It’s recently been 6 months since I’d started working. Officially, my probation period has finally ended. As a preview, I feel more relaxed and confident about my work than when I started. It seems that my company feels happy with me as well. So we could say the probation period has been a success. I haven’t personally experienced any exam-like stress, and I don’t think there’s ever been a possibility of me getting fired. Nevertheless, I find the event worth mentioning.

In general terms, the probation period assesses one’s ability to perform on the job, both from a professional point of view and from a social one. The company is interested in questions such as: “Can the employee deliver a product effectively?” and “Do they interact well enough with their colleagues?”. Sure, the interview process must have already answered some of these. However, it’s vastly better to predict someone’s long term performance by having them do the actual job. For example, I think an internship strikes the right balance between commitment and efficiency for young developers. Therefore, the probation period can be seen as the intermediate step between an internship and a full-time position.

Similarly to most of my peers, my probation period has been highly dependent on my training. This is not the case for junior developers only: irrespective of any new employee’s experience level, they must undergo at least some training. Training I’ve been doing for half a year and training I’ll do for the foreseeable future. My mentor believes that learning by doing is correct the way to go hence why I’ve built so many scripts and tools to aid my understanding of the company’s internals. The majority of my projects have been focused on reporting and monitoring. One would mainly use these as one-off scripts. Of course, they could go one step further and add a new task in the job scheduler to run them at given intervals. These tools have taught me how to get what I need in terms of documentation and data. It is with their help I hit the first target of my probation. I can now immediately complete most tasks because I’ve transformed the job into an act of aggregating the data in different ways, according to any new project’s requirements.
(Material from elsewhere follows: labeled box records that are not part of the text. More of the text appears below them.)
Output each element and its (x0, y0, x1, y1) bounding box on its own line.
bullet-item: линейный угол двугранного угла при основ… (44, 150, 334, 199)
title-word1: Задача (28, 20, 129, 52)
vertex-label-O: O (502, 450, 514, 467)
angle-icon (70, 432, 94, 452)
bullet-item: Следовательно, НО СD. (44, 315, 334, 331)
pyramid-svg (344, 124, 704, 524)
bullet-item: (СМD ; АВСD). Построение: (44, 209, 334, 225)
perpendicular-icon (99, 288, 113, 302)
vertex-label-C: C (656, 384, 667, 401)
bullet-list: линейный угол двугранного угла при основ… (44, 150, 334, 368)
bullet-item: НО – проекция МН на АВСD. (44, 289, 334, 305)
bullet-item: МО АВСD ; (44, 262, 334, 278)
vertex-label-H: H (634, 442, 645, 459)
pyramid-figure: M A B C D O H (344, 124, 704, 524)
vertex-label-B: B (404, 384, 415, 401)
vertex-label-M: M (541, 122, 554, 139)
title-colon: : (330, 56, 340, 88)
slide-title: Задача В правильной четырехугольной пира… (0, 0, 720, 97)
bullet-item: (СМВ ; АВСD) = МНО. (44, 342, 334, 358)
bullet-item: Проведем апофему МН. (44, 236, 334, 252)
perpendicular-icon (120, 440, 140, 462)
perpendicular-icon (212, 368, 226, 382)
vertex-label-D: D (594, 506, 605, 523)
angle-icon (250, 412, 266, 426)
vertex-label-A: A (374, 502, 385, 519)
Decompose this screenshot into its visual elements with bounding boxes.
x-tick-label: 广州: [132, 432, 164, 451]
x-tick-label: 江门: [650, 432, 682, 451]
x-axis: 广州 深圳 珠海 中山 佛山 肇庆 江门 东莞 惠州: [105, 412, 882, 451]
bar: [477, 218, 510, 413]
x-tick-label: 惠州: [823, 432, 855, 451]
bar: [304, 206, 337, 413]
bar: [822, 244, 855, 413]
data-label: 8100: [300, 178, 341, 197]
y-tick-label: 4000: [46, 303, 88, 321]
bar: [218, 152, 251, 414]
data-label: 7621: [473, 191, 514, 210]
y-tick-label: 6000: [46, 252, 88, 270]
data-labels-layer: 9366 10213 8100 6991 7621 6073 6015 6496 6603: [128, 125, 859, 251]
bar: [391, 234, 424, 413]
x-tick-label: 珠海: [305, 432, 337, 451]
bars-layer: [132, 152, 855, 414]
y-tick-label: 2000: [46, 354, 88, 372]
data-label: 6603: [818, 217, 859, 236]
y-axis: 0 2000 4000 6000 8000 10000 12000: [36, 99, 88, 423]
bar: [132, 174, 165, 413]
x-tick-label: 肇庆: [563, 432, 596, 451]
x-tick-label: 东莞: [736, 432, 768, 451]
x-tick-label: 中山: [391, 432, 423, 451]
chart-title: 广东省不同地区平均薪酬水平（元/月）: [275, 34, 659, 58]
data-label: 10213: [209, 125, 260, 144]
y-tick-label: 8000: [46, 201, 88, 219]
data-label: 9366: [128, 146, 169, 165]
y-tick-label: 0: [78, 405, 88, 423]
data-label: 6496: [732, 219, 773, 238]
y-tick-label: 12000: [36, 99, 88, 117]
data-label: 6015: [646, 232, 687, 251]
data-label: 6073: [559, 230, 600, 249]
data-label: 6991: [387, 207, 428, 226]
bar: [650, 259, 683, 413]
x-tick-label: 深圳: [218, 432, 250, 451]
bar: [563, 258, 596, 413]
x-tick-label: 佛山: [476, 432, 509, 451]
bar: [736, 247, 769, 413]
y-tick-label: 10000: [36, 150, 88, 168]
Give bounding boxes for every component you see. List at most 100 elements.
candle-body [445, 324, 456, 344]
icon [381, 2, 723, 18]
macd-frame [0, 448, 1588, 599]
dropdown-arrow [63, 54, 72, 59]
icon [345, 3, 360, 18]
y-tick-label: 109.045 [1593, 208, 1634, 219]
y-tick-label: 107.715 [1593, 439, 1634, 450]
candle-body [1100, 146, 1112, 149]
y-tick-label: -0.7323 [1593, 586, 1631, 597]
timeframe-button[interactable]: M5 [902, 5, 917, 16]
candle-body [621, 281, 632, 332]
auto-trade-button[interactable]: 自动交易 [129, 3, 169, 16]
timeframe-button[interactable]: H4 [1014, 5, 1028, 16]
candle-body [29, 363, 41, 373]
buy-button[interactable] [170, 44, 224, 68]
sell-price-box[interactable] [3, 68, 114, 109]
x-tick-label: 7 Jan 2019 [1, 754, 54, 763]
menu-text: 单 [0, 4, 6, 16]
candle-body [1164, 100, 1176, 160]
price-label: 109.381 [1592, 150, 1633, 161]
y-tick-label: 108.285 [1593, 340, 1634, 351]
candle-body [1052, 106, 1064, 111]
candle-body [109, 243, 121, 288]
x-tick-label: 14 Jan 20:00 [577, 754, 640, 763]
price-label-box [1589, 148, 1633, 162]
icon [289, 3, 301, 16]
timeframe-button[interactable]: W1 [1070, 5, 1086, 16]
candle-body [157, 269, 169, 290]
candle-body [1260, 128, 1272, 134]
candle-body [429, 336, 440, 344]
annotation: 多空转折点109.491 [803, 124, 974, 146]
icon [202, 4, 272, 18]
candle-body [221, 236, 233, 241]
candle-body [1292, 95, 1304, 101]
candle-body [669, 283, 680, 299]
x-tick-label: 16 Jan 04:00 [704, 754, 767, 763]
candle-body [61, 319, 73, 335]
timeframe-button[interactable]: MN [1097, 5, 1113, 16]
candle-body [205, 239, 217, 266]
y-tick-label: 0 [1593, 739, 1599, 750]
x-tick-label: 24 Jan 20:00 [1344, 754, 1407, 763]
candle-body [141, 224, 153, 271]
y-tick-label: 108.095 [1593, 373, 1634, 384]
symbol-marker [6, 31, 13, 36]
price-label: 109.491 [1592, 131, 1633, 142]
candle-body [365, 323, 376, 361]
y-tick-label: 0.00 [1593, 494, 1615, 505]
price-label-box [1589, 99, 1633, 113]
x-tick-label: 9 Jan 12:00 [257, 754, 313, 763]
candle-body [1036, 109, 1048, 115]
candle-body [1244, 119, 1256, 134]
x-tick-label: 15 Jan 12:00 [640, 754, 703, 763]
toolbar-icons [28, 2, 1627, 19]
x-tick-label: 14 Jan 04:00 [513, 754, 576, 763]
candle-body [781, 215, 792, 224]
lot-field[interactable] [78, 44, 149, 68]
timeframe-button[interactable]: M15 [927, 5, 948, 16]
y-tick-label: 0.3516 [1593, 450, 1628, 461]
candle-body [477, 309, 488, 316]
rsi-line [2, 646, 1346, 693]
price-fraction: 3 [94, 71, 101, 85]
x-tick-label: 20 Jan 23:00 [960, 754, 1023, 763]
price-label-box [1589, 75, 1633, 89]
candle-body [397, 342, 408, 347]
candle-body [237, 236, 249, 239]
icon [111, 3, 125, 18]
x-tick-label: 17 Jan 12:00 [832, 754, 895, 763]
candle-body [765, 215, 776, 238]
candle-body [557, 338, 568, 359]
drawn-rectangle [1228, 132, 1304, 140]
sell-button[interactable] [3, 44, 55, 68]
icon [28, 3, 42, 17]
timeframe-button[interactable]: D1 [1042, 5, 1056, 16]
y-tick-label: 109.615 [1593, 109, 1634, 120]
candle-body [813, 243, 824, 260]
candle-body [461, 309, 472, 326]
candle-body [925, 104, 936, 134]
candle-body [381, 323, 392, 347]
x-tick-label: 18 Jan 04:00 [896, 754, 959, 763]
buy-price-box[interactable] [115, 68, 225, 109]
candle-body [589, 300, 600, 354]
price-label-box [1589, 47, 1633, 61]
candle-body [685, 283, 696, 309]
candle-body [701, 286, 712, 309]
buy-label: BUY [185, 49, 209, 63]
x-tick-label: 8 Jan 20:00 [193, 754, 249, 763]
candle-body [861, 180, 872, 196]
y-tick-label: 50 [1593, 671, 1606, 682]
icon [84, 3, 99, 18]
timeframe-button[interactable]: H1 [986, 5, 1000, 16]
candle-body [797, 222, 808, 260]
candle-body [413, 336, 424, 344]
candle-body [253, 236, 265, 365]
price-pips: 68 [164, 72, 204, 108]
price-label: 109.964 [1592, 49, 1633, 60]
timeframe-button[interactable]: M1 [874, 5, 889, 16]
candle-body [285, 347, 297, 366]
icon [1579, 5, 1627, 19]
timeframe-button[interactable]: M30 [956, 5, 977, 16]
The second target has been more subtle: it involved innovating. It’s one thing to implement what you’re told, but it’s a whole other thing to come up with an idea in the first place. It’s taken me significantly longer to complete this step. A few months ago, of my own accord, I started implementing a framework that would abstract away some repetitive boilerplate code. This has quickly become effective, so much so that my mentor has asked me to ship it in production. Instead of having a list of requirements or a project description, I started with a blank sheet of paper waiting to be filled. The hardest part has probably been finding the optimal place to add my contribution, which, in turn, has prompted me to understand the structure of the product. After lots of work on establishing the separation between what needs exposing and what does not, it now lives gracefully on the main branch.

Finally, I’ve also progressed acceptably in the social aspect. I am on friendly terms with literally everyone in the company. Having been on a company trip has definitely made it an easy target. I would have otherwise had to schedule way too many coffee breaks and lunch trips. The company is naturally relatively small, but that only shows that I have to interact with almost everybody else. With all in mind, I am on a theoretically decent trajectory that will hopefully turn out accurate. With so much time and so many resources consumed, it probably will. Even though the exact details of the probation period can differ between companies, the general points are always the same: understand the culture and the tech, and it will be fine.